#45 First Day of Spring...and Cownose Rays

The first day of spring brought us beautiful weather conditions and an array of interesting sightings. We spotted an unidentified shark (which we believe could have been a thresher shark based on its size and appearance), a leatherback sea turtle, and 3 right whale mom/calf pairs all within approximately 1 nautical mile of each other. We also observed 7 groups of cownose rays (Rhinoptera bonasus). While it is not atypical to see cownose rays this time of year in the Central EWS area, this was our first sighting of the season.

Since we broke track for one of these sightings, we were able to snap a few quick photos of the rays before returning to our survey, one of which you can see below. From a distance, these groups of rays, which varied from 50-150 individuals, look similar to water lilies floating on the surface of the water.

Cownose rays (aka: cowfish and skeete) get their name because of their squared, indented snout that resembles a cow’s nose. Their wingspan can reach up to 3 feet in length and they can weigh up to 50 pounds. Their distribution includes a large part of the western Atlantic (from New England to Florida), the Gulf of Mexico, and they can migrate as far south as Brazil. As migratory animals, it is believed that they move north in the spring and south in the fall in the Atlantic. So, perhaps the rays that we saw on the first day of spring were heading north. Based on the International Union for Conservation of Nature (IUCN) status, cownose rays are listed as "near-threatened". This means that although they do not qualify for "threatened" status, they could be considered threatened in the near future and the population should be re-evaluated regularly.

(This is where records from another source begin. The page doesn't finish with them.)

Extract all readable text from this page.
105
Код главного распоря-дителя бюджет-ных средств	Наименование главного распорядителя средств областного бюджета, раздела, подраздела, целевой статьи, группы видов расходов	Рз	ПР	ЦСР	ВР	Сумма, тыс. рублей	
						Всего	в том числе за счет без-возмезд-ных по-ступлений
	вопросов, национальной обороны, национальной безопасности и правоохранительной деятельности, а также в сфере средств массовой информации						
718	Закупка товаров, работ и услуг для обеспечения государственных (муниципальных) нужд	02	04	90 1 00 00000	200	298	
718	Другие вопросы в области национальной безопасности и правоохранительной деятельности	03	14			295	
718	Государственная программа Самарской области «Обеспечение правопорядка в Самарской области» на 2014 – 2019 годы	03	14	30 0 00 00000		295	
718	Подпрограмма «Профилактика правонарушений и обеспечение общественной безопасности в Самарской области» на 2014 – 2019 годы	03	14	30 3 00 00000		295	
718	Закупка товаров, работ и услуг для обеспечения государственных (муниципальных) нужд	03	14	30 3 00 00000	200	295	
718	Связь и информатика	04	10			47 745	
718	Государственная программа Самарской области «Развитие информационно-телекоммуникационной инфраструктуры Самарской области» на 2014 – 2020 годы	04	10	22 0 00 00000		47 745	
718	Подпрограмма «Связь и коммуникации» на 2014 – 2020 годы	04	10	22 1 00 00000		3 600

Learn how divers care for the cownose rays in the Giant Ocean Tank at the Aquarium! And here is an interesting video of the Aquarium's cownose ray swimming in the GOT.


  1. WOW! Amazing photo!

  2. That's really cool. I enjoy these updates. Kind of cheesey to put the big NEAQ water mark on the photo though. Who would steal your little 200 pixel tall picture? Actually think you should link to a bigger version (without a watermark) so we can really check it out. That's what most sites do these days.

  3. Hi Ben,

    Thank you for the compliment on our photograph. I would like to address the issues you have with our policy for sharing photographs. I am not sure why this photograph does not link to a larger (watermarked) version. Most of the other photographs on our blog do just that. I will look into this problem and see if I can fix this issue. As for the watermark issue, we have had situations where our photographs have ended up on blogs and social sites where no credit was given to us. The watermark is our way of insuring that our photos are always associated with our research.

    I am sorry that you do not like the watermarked version, but it is our policy and unfortunately, I cannot change it.

  4. Hi Ben,

    I would like to inform you that the issue with the photo linking to a larger size has been resolved. I also lightened the watermark.

  5. maybe you guys (the NEAQ) could maybe create a wallpaper page - i know for myself i'd love some of your great pix to be able to use as my desktop wallpaper. maybe put a watermark in the corner or the NEAQ logo or something?

    love the blogs!

  6. This is really cool. I have seen some up close pictures of this, but it is great to see it from far away! It's really beautiful.